Pyongyang, it said, may even decide to test more long-range missiles or another nuclear bomb when key nations like China and the United States are preoccupied with leadership changes or elections in coming months.
Last week’s announcement that military chief Ri Yong-ho had been relieved of all posts, purportedly because of illness, raised some speculation of a military power struggle or of efforts by Kim to set the stage for reform.
The Brussels-based ICG, however, said that despite the sudden sacking there were no signs of opposition to the country’s second dynastic succession and Kim appeared in charge in his own right.
There was also nothing to suggest that Kim, who took power after the death of his father Kim Jong-Il last December, would take measures to improve the lot of his people or reduce regional frictions.
The North has suffered acute food shortfalls since the early 1990s and severe shortages of electricity and materials cripple industry.
The ICG said the poor economy remained the regime’s greatest long-term threat.

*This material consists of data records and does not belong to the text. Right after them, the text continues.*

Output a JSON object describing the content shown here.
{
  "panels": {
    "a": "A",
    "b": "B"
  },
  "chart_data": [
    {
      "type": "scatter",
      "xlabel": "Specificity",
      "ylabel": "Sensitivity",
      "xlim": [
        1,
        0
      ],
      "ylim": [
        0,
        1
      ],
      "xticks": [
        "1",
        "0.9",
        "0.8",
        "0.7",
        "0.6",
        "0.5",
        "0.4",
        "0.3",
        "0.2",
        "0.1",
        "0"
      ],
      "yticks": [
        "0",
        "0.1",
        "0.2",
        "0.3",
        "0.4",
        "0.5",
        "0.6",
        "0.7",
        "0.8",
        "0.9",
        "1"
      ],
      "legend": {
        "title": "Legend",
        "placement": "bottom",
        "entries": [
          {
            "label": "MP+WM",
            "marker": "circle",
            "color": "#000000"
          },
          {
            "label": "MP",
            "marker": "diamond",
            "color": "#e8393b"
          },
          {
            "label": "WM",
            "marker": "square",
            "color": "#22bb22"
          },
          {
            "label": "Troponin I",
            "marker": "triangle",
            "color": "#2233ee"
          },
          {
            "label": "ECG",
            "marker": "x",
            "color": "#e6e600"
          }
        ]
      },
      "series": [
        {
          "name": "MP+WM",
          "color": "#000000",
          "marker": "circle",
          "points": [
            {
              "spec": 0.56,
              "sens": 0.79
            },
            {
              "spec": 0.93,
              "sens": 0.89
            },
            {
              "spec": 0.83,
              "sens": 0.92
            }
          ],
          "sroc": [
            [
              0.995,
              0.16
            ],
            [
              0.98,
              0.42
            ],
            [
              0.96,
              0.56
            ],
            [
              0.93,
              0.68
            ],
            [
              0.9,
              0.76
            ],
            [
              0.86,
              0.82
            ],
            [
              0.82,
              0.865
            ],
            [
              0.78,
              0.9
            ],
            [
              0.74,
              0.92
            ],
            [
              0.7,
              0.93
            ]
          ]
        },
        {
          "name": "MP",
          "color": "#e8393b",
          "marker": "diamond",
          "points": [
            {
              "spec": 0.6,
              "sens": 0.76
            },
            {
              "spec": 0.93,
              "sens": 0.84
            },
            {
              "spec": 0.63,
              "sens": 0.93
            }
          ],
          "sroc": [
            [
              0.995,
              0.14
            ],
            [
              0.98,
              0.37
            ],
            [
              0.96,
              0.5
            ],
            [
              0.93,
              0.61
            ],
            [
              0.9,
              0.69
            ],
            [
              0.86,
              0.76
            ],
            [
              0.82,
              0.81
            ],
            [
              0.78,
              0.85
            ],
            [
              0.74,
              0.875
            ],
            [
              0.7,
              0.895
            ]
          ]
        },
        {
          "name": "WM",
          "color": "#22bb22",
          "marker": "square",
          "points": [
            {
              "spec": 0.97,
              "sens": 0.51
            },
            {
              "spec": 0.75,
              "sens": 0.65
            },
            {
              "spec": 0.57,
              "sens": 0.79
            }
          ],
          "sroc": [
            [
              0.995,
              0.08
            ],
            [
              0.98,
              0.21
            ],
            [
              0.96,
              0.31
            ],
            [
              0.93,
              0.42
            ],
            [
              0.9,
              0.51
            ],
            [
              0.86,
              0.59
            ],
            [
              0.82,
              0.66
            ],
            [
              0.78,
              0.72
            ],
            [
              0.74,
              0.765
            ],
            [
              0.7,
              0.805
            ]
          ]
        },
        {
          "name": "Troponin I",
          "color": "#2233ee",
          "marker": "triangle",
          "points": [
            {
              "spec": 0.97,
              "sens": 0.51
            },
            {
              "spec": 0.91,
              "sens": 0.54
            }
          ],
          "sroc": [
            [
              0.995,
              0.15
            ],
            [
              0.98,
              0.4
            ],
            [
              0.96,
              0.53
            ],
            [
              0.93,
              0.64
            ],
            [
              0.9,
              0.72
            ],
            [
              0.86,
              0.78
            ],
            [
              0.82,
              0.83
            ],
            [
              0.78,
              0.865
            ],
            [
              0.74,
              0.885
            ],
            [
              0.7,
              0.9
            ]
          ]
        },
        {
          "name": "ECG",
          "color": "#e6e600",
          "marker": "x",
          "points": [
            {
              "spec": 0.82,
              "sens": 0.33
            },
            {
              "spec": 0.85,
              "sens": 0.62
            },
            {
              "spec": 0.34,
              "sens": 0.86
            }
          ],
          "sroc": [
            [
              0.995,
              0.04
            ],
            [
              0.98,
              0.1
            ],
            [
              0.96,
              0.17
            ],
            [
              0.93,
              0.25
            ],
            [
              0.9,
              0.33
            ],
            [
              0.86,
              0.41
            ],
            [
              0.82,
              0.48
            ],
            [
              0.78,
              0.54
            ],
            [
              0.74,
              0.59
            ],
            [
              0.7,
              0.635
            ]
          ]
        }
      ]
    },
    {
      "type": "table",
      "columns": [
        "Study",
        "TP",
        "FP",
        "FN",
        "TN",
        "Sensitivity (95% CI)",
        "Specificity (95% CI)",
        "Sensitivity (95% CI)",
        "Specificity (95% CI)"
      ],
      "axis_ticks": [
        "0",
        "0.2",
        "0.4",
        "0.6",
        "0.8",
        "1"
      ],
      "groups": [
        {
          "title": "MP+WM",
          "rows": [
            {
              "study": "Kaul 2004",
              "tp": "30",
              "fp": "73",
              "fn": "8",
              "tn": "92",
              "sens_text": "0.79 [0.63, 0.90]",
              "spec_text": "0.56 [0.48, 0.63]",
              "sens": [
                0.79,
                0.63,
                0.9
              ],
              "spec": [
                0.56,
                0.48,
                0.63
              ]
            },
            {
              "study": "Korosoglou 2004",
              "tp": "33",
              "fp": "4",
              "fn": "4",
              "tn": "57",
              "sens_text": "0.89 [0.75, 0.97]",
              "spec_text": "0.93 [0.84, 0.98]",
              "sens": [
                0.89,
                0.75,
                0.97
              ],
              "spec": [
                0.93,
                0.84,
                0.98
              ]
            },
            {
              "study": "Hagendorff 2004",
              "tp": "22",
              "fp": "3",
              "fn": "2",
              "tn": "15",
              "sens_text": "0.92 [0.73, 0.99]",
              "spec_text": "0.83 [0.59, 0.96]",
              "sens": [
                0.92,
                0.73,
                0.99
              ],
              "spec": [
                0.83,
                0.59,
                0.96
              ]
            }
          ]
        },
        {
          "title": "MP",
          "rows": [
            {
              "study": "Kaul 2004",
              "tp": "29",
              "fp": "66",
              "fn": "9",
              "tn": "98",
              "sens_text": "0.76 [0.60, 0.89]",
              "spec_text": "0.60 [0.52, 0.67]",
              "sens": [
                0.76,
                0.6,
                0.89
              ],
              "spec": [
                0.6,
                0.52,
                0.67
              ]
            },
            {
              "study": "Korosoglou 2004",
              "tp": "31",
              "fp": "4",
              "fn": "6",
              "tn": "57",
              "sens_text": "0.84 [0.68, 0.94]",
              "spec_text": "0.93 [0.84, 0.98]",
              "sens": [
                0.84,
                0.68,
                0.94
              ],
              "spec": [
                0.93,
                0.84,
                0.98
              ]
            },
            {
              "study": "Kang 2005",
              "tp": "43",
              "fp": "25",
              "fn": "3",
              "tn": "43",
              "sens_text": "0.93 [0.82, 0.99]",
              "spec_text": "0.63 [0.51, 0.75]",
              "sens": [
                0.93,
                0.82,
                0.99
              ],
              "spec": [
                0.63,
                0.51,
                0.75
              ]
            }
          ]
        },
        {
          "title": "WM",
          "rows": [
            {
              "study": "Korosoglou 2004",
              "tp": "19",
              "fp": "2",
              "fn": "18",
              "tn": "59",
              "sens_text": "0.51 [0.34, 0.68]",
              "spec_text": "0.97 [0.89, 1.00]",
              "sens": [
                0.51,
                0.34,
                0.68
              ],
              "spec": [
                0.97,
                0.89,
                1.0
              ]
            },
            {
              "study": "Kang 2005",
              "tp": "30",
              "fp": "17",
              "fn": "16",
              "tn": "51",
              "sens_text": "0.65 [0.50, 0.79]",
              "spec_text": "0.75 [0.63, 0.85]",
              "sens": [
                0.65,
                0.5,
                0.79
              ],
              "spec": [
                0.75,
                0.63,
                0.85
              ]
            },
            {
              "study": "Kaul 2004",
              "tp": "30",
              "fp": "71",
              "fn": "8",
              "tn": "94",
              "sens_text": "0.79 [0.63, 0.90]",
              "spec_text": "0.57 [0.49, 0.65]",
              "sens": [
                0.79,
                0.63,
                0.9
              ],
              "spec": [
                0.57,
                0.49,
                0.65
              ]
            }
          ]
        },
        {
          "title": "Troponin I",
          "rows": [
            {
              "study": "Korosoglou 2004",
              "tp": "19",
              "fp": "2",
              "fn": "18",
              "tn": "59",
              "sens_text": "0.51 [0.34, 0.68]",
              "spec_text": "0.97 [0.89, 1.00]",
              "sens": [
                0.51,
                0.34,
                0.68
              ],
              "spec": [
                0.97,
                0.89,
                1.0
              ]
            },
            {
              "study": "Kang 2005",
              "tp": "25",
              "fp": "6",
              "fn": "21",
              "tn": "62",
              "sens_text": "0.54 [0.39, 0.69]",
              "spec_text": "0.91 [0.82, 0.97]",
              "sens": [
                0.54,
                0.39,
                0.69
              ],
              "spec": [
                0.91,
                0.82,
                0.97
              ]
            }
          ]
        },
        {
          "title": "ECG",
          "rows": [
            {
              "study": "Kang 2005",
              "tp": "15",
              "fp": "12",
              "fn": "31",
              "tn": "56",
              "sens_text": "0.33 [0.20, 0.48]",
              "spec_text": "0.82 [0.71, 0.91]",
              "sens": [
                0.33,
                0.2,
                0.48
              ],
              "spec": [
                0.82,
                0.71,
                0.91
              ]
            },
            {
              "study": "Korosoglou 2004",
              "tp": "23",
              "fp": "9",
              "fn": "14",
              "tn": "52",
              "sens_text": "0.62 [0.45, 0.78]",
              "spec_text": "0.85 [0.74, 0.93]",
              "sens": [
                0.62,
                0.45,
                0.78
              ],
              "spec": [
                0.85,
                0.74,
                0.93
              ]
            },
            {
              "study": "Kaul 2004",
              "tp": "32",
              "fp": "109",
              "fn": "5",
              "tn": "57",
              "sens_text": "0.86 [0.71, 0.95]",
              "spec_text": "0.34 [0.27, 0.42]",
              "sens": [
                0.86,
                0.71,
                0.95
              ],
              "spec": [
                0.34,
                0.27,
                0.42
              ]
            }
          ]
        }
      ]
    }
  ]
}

But reform would contradict the centrally-planned system espoused by Jong-Un’s father and grandfather, undermining his own political legitimacy.
While the North was currently stable, “the system is not sustainable forever”, the ICG said.
“Meanwhile, reinforcing the status quo will not bring prosperity, only more backwardness and oppression for millions of North Koreans.”
Continued isolation and a “military first” orientation would encourage the regime to remain confrontational.
Without the money to sustain a conventional arms race, it would rely increasingly on “asymmetric capabilities” including nuclear weapons for its security.
The ICG also cautioned that eventual internal opposition to Jong-Un’s succession could not be ruled out.
If the armed forces became dissatisfied with the status quo, there were fears the regime could stage provocations against South Korea, as in 2010, to bolster the young ruler’s military credentials.
Regarding former military chief Ri, the ICG said speculation he may have been removed due to a corruption scandal was plausible.
It said it was unlikely Ri had been plotting against the Kim family since this “would have brought deadly retribution and a media announcement that he had ‘died in an accident'”.